Cliveden House

Cliveden House business card

Cliveden House is a stately home in Taplow, not too far from Bray, and after a rather illustrious past (it’s where much of the Profumo affair took place) it’s now owned by the National Trust and leased as a five star hotel.

It’s still very much a work in progress; some of the grounds were in the middle of being renovated and the hotel entrance and library room (not to mention the first floor terrace) could do with a bit of a makeover but even still, it’s an utterly beautiful place.

Cliveden House

The dining room (which really is the star of the show) was stunning; elegant and grand without feeling awkwardly stuffy. We had a table right by the open window with views of the rolling countryside – you could see for miles.

Dining room

The view

On Sunday lunch they offer three courses for £50 from a menu that all sounded rather enticing. Seared Orkney scallops drenched in a rich lovage velouté sprinkled with fresh peas saw some of the finest scallops I’ve tasted in a long while; seasoned beautifully with a crisp exterior.

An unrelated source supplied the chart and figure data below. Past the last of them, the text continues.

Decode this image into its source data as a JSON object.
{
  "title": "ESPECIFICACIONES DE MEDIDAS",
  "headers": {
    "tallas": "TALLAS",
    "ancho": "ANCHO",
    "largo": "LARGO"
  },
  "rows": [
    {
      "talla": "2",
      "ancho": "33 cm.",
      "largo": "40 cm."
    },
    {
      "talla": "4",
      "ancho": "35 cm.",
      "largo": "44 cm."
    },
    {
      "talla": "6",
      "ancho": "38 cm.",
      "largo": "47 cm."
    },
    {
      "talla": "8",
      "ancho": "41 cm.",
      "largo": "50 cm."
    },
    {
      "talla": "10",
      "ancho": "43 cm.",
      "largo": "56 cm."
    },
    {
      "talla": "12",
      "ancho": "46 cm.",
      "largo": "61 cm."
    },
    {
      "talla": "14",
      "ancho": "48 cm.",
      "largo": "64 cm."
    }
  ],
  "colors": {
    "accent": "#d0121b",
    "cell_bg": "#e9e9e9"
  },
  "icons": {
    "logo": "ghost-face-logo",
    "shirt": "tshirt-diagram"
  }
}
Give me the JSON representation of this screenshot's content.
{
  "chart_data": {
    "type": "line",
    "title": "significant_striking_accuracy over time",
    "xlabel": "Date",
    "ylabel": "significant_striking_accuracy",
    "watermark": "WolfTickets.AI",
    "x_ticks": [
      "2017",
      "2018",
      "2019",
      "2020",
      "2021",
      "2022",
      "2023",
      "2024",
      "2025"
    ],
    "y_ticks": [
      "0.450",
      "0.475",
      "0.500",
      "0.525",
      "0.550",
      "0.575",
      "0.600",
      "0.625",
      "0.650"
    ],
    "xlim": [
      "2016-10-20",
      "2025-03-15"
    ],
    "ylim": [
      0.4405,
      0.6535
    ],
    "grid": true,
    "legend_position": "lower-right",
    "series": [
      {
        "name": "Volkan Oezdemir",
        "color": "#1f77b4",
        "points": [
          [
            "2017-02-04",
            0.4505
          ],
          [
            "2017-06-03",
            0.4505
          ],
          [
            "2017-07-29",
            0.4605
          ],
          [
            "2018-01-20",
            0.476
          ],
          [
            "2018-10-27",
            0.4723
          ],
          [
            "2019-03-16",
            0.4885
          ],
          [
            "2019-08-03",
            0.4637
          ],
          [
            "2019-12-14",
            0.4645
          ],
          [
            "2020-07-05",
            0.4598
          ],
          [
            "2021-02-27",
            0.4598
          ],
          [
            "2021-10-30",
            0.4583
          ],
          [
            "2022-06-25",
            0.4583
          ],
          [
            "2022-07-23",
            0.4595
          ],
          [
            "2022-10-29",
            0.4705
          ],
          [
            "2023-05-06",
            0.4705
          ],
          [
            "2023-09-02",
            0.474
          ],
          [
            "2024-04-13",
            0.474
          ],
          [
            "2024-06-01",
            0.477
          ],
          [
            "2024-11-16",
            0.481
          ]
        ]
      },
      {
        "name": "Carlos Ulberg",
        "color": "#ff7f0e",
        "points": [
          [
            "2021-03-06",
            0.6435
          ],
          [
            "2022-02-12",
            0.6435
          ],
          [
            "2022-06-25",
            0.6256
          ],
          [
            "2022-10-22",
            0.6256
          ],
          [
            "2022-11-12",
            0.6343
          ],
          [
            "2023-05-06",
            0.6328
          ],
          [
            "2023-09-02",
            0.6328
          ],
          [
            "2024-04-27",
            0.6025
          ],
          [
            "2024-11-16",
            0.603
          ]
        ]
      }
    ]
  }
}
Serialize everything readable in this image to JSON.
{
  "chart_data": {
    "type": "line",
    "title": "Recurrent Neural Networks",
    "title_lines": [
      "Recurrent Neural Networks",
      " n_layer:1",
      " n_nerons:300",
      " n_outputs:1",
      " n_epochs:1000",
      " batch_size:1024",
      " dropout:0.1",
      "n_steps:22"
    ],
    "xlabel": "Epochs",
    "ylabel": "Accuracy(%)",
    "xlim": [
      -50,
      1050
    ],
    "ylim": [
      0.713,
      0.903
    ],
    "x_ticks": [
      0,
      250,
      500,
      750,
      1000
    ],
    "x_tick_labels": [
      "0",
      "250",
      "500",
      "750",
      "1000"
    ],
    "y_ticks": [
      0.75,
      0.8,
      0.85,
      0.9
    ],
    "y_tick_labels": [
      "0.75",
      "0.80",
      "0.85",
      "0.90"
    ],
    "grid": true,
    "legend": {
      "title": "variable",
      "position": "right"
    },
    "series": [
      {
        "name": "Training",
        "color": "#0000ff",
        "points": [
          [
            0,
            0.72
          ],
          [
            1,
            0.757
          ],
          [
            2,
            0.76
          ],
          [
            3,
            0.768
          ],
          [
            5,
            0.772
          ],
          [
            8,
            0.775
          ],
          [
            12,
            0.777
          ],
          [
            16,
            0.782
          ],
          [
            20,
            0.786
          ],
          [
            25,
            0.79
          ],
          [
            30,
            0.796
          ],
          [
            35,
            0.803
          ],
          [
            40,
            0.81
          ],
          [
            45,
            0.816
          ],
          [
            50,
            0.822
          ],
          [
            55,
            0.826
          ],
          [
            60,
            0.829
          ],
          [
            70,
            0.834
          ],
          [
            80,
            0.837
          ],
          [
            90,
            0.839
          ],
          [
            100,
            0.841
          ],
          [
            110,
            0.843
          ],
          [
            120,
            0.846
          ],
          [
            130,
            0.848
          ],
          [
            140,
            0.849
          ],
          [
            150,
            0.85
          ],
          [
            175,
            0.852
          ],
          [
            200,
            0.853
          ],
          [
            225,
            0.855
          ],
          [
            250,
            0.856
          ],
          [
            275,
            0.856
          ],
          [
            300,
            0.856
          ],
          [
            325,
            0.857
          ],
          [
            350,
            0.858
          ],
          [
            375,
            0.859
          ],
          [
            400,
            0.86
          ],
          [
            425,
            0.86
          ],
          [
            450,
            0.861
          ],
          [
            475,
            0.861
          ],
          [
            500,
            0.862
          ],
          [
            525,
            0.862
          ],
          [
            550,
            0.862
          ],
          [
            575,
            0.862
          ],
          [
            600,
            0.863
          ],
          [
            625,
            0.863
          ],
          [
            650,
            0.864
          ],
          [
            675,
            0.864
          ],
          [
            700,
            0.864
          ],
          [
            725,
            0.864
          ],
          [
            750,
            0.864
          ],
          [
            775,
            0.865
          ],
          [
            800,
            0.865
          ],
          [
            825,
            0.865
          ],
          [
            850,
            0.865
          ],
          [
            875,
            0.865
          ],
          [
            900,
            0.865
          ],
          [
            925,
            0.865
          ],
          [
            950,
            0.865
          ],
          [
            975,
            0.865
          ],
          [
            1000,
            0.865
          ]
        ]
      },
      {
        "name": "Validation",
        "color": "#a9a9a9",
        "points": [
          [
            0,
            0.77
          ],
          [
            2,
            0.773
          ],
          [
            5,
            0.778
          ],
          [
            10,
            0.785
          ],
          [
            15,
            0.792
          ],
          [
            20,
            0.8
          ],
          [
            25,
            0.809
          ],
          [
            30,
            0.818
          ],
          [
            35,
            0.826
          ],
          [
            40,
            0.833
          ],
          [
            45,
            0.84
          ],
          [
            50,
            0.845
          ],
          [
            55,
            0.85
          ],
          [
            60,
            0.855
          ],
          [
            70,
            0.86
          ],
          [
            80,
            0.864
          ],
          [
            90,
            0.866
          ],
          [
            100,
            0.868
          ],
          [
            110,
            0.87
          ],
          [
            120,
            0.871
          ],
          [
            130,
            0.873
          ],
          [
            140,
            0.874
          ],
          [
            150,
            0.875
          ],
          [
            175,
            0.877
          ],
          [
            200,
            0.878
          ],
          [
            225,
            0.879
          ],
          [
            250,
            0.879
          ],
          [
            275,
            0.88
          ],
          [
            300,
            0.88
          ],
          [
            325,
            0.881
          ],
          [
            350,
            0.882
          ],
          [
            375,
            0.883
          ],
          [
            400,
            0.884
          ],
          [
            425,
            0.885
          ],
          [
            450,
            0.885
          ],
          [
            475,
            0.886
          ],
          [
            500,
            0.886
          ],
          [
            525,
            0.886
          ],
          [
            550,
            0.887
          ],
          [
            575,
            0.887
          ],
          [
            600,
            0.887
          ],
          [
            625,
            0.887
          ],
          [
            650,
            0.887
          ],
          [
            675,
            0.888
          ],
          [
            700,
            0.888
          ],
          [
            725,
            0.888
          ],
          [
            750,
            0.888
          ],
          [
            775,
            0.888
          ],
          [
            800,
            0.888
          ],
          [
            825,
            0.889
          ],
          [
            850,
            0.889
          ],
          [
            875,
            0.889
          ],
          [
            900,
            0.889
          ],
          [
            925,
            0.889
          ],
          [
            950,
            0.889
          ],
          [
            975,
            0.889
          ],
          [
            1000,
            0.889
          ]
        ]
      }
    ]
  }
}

My lime cured South Coast mackerel would only have been better if the accompanying compressed peaches had been more ripe; they were a little sharp and tough to cut through. The flavour of the mackerel was lovely though.


The ballotine of confit duck leg was beautifully rich which was partly due to the exquisite foie gras centre. The crunchy French bean salad helped cut through all that richness perfectly.


We were kindly treated to an extra dish as a gift from the kitchen; roasted Loch Duart salmon which was easily the best thing we ate. The salmon was so soft and flakey with the crispest skin possible and the sauce, filled with soft cockles and clams, was addictively good.


For main, the roast chateaubriand of beef was a cracking Sunday roast. Great big yorkies, crispy and well seasoned potatoes, plenty of gravy (sorry ‘Madeira jus’) and thick slices of soft, tender beef. There was plenty of it too.


I went for the Yorkshire Red grouse which came generously drenched in Cliveden Estate elderberry jus which had the perfect balance between sharp and sweet; a great companion for the gamey meat. The little slice of toast smothered in the livers (and quite possibly the rest of the bird’s innards) wasn’t for the faint hearted but I loved every mouthful.


For desserts, the almond panna cotta topped with Gariguette strawberries was a bit too sweet for me. The pavé of Araguani chocolate with aerated milk chocolate and a brilliant thyme ice cream was a fantastic blend of flavours. The highlight however had to be the caramelised banana soufflé which came topped with the most delicious peanut butter ice cream – it was the tastiest soufflé I’ve eaten in a long time.

Panna cotta



Cliveden House was the perfect choice for a spot of Sunday lunch with my parents; a beautiful lunch followed by a long stroll round the grounds made for such a pleasant day out. The staff were so friendly too which made us feel relaxed as soon as we arrived – it really is worth a visit.